When we sell goods and services, the cost is in two parts. The first is the cost of producing the goods or services, and the second is the price of "know-how" or Capital. Capital remains in the business and can be used again without further investment. Distributing the profits from Capital is inefficient as the division of profits occurs in the future, and determining who gets what is complicated.
Regular Capital is expensive because we give a return on Capital with more money. Providing a return of more money allows Capital Markets to operate. They are costly to operate and slow down Capital redistribution by creating large static stores of Capital. We can make it more efficient by giving a return with discounts on products and transferring Capital with product purchases.
The buyer and seller agree to distribute the profits with a discount and transfer Capital with each product sale. The time-dependent discount is Capital because when used, it generates another discount. We call this Public Capital because all buyers accumulate Capital when they buy a product funded by Public Capital and all accumulate it at the same rate.
All holders of Public Capital can have a voice on the business governing board. Consumer voices on the governing board will encourage efficient production because consumers pay for inefficient operations.
Using this approach to raise Capital removes the cost of paying dividends or interest and the cost of a Capital Market. The administrative expenses for time-dependent discounts are low as they are an extension of the regular payments of goods and services.
In modern economies, a high proportion of the cost of goods and services is the Cost of Capital, especially utilities and housing. Public Capital will quickly bring productivity increases to an economy and tend to localise production and reduce supply chains.
Accounting for Profit from Public Capital
Some buyers accumulate Public Capital in a specific asset like a house. Each month the buyer pays the equivalent of rent. The minimum rent may be related to the asset's value, or it may be related to the money they save from using the asset. When the buyer accumulates Public Capital equal to the original asset cost, the minimum rent drops and they cease getting Public Capital.

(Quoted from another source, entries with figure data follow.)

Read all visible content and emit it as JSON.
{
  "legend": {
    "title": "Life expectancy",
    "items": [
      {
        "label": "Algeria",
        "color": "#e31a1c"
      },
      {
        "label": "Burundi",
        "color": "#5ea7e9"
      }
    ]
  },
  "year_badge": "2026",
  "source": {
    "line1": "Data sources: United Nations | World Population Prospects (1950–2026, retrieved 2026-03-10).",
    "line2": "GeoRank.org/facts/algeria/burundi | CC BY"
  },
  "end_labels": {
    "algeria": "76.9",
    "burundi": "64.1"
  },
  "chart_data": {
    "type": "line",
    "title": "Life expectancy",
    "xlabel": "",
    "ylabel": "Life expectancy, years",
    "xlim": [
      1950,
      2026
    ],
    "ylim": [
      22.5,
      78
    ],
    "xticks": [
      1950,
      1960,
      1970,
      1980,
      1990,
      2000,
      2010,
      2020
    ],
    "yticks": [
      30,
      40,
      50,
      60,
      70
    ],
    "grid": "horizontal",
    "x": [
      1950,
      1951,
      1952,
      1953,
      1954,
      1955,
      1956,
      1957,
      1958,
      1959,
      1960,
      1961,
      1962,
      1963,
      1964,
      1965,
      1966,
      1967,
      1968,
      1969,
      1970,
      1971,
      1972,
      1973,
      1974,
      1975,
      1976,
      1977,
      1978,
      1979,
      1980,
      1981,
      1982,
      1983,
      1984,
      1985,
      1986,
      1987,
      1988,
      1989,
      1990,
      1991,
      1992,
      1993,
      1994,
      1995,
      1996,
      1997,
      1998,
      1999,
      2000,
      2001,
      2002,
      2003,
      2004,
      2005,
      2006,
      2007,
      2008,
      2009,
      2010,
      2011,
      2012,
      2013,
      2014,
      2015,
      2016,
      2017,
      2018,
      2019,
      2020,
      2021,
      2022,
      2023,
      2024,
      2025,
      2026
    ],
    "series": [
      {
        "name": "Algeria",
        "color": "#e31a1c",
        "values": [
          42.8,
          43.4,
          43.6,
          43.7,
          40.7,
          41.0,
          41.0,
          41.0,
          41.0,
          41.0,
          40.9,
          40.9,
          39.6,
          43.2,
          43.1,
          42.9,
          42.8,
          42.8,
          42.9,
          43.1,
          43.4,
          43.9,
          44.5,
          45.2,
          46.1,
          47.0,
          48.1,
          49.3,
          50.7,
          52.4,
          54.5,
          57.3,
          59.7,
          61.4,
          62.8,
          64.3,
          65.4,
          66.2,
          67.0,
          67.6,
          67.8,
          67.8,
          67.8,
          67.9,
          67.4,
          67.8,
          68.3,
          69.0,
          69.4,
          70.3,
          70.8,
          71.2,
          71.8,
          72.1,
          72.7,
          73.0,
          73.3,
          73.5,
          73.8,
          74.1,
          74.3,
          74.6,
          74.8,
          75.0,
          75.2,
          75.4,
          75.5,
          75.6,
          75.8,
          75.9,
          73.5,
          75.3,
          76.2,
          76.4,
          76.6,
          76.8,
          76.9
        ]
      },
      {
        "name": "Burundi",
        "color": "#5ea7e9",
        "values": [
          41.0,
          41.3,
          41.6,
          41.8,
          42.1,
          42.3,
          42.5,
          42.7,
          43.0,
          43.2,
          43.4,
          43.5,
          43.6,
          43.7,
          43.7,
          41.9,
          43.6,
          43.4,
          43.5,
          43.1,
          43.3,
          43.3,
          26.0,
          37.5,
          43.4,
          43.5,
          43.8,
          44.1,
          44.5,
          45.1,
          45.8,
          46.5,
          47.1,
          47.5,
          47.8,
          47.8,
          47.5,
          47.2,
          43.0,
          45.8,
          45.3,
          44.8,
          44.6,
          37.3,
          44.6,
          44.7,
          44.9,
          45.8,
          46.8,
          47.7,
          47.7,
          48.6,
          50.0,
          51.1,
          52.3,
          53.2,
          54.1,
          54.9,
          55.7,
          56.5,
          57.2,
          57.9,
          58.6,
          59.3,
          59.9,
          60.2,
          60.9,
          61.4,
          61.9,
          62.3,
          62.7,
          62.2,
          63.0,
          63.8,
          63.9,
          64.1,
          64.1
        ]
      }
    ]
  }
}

Suppose the buyers do not acquire a specific asset when buying a service like electricity or water. In that case, they continue to accumulate Public Capital for as long as they purchase the service.
Holders of Public Capital must sell or use a given percentage each month to reduce Public Capital accumulation and increase reinvestment.
The business sets accounting rules and parameters to ensure the Public Capital transferred for a given value of a product is less than the Capital transferred with regular Capital. Hence Public Capital is more productive than ordinary Capital. The productivity gains show up as a lower product cost and more funds for investment.
Cost of Housing
Assume investors want a 7% indexed annuity for thirty years.
Assume the maximum rental a buyer can afford is $15000 per year. The maximum value of the home buyers can purchase $15,000 divided by 3.5% or $428,500.
Investment to Make Housing Sustainable
A sustainable house is one where all the energy consumed is electricity from renewable sources.
Assume the average home spends $5,000 a year on electricity. Assume investors want a 10% indexed annuity for twenty years. The house occupier will pay $2,500 a year for electricity.
The investment available to make the home sustainable is $2,500 divided by 5% or $50,000.
Investment in Public Transport
Assume a city of 400,000 spends $500 a year per citizen to provide public transport, and the operating cost is $250 per citizen. How much investment can the city afford?
The amount of investment income available per year is $250 times 400,000 or $100 Million per year. If the city wanted 5% of the Public Capital to circulate each year, the 100 Million would service investment of $2 Billion. Each year it would generate $100 million in recycled Public Capital.
Alternatively, if the government borrowed the money at 4% repaid over 20 years would result in $2 Billion of static Capital. The government would pay $47 Million each year in interest payments.
Paying to ride on Public Transport, buying land along the route, and paying government rates and taxes will include a Public Capital component.
Summary
Public Capital is an efficient way to invest. The savings increase the rate at which Capital circulates and decrease the products produced. For long-lasting assets, the savings are more than the initial cost of the assets. The approach can work with any ownership structure with appropriate legal agreements and accounting changes. The method can work with any size community and any investment.